Solutions of DE System & 2nd Order Differential Equation

[WMDhamnekar]

Hello,
$\vec{x'}=\small\begin{pmatrix}1&2\\3&2\end{pmatrix}\vec{x}+t\small\begin{pmatrix}2\\-4\end{pmatrix}$

Now i got the solution to this differential equation system as

$\vec{x}(t)=c_1e^{-t}\small\begin{pmatrix}-1\\1\end{pmatrix}$+$c_2e^{4t}\small\begin{pmatrix}2\\3\end{pmatrix}$+$t\small\begin{pmatrix}3\\\frac{-5}{2}\end{pmatrix}$+$\small\begin{pmatrix}-2.75\\2.875\end{pmatrix}$

Now i converted this differential equation system into ordinary differential equation $y''-3y'-4y+12t-2=0$

I got solution to this DE as $y=C_1e^{-x}+C_2e^{4x}+3t-\frac12$.

Now my question why there is diference in these two solutions?

 

[I like Serena]

Hello,
$\vec{x'}=\small\begin{pmatrix}1&2\\3&2\end{pmatrix}\vec{x}+t\small\begin{pmatrix}2\\-4\end{pmatrix}$

Now i got the solution to this differential equation system as

$\vec{x}(t)=c_1e^{-t}\small\begin{pmatrix}-1\\1\end{pmatrix}$+$c_2e^{4t}\small\begin{pmatrix}2\\3\end{pmatrix}$+$t\small\begin{pmatrix}3\\\frac{-5}{2}\end{pmatrix}$+$\small\begin{pmatrix}-2.75\\2.875\end{pmatrix}$

Now i converted this differential equation system into ordinary differential equation $y''-3y'-4y+12t-2=0$

I got solution to this DE as $y=C_1e^{-x}+C_2e^{4x}+3t-\frac12$.

Now my question why there is diference in these two solutions?

Hi Dhamnekar Winod, welcome to MHB! ;)

Your solution contains $x$ on the right hand side.
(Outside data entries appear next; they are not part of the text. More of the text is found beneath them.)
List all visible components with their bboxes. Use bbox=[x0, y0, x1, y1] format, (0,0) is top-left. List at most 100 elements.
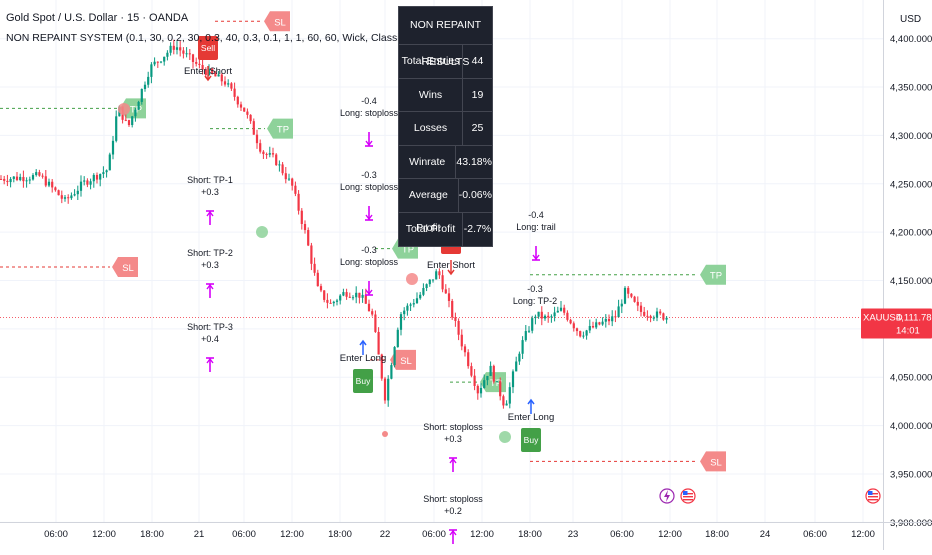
candle-body bbox=[214, 73, 217, 77]
candle-body bbox=[489, 365, 492, 376]
candle-body bbox=[582, 335, 585, 337]
candle-body bbox=[476, 385, 479, 394]
candle-body bbox=[412, 303, 415, 305]
signal-arrowhead bbox=[359, 339, 367, 346]
trade-note-head bbox=[206, 357, 214, 364]
candle-body bbox=[531, 318, 534, 331]
candle-body bbox=[639, 305, 643, 312]
signal-arrowhead bbox=[447, 269, 455, 276]
trade-note-text: Long: trail bbox=[516, 222, 556, 232]
candle-body bbox=[652, 317, 655, 319]
results-label: Losses bbox=[399, 112, 463, 145]
time-tick-label: 18:00 bbox=[705, 529, 729, 540]
results-row: Winrate 43.18% bbox=[399, 145, 492, 180]
candle-body bbox=[339, 295, 342, 301]
candle-body bbox=[278, 164, 281, 166]
candle-body bbox=[259, 143, 262, 152]
candle-body bbox=[182, 50, 185, 54]
buy-signal-label: Buy bbox=[356, 376, 371, 386]
candle-body bbox=[495, 381, 499, 383]
candle-body bbox=[415, 298, 419, 304]
price-tick-label: 4,350.000 bbox=[890, 83, 932, 94]
tp-label: TP bbox=[130, 104, 142, 115]
candle-body bbox=[9, 178, 12, 183]
candle-body bbox=[473, 375, 476, 386]
candle-body bbox=[380, 354, 383, 379]
candle-body bbox=[377, 331, 380, 355]
results-label: Total Entries bbox=[399, 45, 463, 78]
exit-dot bbox=[382, 431, 388, 437]
results-value: 25 bbox=[471, 122, 484, 135]
candle-body bbox=[28, 179, 31, 181]
trade-note-text: -0.4 bbox=[528, 210, 544, 220]
trade-note-head bbox=[532, 254, 540, 261]
sl-label: SL bbox=[400, 356, 412, 367]
candle-body bbox=[451, 300, 454, 318]
candle-body bbox=[0, 178, 3, 180]
results-label: Wins bbox=[399, 78, 463, 112]
candle-body bbox=[195, 61, 198, 64]
candle-body bbox=[428, 279, 431, 285]
results-row: Wins 19 bbox=[399, 78, 492, 113]
flag-stripe bbox=[683, 493, 693, 495]
time-tick-label: 12:00 bbox=[658, 529, 682, 540]
price-axis-bg bbox=[883, 0, 932, 550]
candle-body bbox=[604, 318, 607, 322]
candle-body bbox=[511, 371, 515, 388]
candle-body bbox=[419, 294, 422, 299]
candle-body bbox=[358, 292, 361, 298]
candle-body bbox=[569, 319, 572, 324]
candle-body bbox=[559, 307, 563, 311]
sl-marker bbox=[390, 349, 416, 370]
currency-label[interactable]: USD bbox=[900, 14, 922, 25]
candle-body bbox=[508, 387, 511, 404]
candle-body bbox=[364, 294, 367, 304]
time-tick-label: 06:00 bbox=[422, 529, 446, 540]
candle-body bbox=[3, 178, 6, 181]
candle-body bbox=[329, 302, 332, 304]
candle-body bbox=[191, 54, 195, 62]
candle-body bbox=[499, 381, 502, 397]
trade-note-text: Short: TP-3 bbox=[187, 322, 233, 332]
candle-body bbox=[332, 301, 335, 304]
candle-body bbox=[326, 299, 329, 303]
candle-body bbox=[47, 181, 51, 186]
candle-body bbox=[374, 314, 377, 332]
candle-body bbox=[620, 303, 623, 307]
signal-caption: Enter Long bbox=[340, 353, 386, 364]
candle-body bbox=[67, 197, 70, 199]
results-value: 43.18% bbox=[456, 155, 492, 168]
candle-body bbox=[243, 107, 246, 112]
candle-body bbox=[44, 176, 47, 186]
price-axis[interactable]: 4,400.000 4,350.000 4,300.000 4,250.000 4,20… bbox=[861, 0, 932, 550]
candle-body bbox=[287, 178, 291, 180]
candle-body bbox=[83, 180, 86, 182]
time-axis[interactable]: 06:00 12:00 18:00 21 06:00 12:00 18:00 22 06:00 1… bbox=[0, 522, 932, 541]
results-label: Total Profit bbox=[399, 212, 463, 246]
candle-body bbox=[22, 176, 25, 182]
candle-body bbox=[188, 53, 191, 55]
candle-body bbox=[319, 286, 323, 291]
candle-body bbox=[425, 284, 428, 289]
candle-body bbox=[57, 190, 60, 196]
results-row: Total Profit -2.7% bbox=[399, 212, 492, 246]
candle-body bbox=[575, 328, 579, 332]
signal-caption: Enter Long bbox=[508, 412, 554, 423]
candle-body bbox=[361, 294, 364, 298]
trade-note-text: -0.3 bbox=[527, 284, 543, 294]
candle-body bbox=[108, 154, 111, 171]
candle-body bbox=[313, 263, 316, 273]
candle-body bbox=[265, 154, 268, 156]
candle-body bbox=[335, 300, 339, 302]
candle-body bbox=[390, 365, 393, 379]
trade-note-text: -0.4 bbox=[361, 96, 377, 106]
candle-body bbox=[303, 223, 307, 231]
candle-body bbox=[252, 121, 255, 135]
candle-body bbox=[543, 315, 547, 319]
results-title: NON REPAINT RESULTS bbox=[399, 7, 492, 68]
candle-body bbox=[159, 61, 163, 63]
trade-note-text: Long: stoploss bbox=[340, 182, 399, 192]
time-tick-label: 18:00 bbox=[328, 529, 352, 540]
candle-body bbox=[665, 317, 668, 320]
I presume it should be $t$?
Either way, if I feed the latter equation to Wolfram|Alpha, I get:
$$y(t)=c_1e^{-t}+c_2e^{4t}+3t-\frac{11}{4}$$
So:

• It seems to be the solution for $x(t)$ rather than $y(t)$.
• Your equation is correct, although for $x(t)$ rather than $y(t)$.
• There is a minor arithmetic mistake somewhere in your solution.

 

[WMDhamnekar]

Hello, The derivative of $x_1=C_1e^{-t}+C_23e^{4t}-2.5t+2.875$in the differential equation system.But in the second case,it is different Why?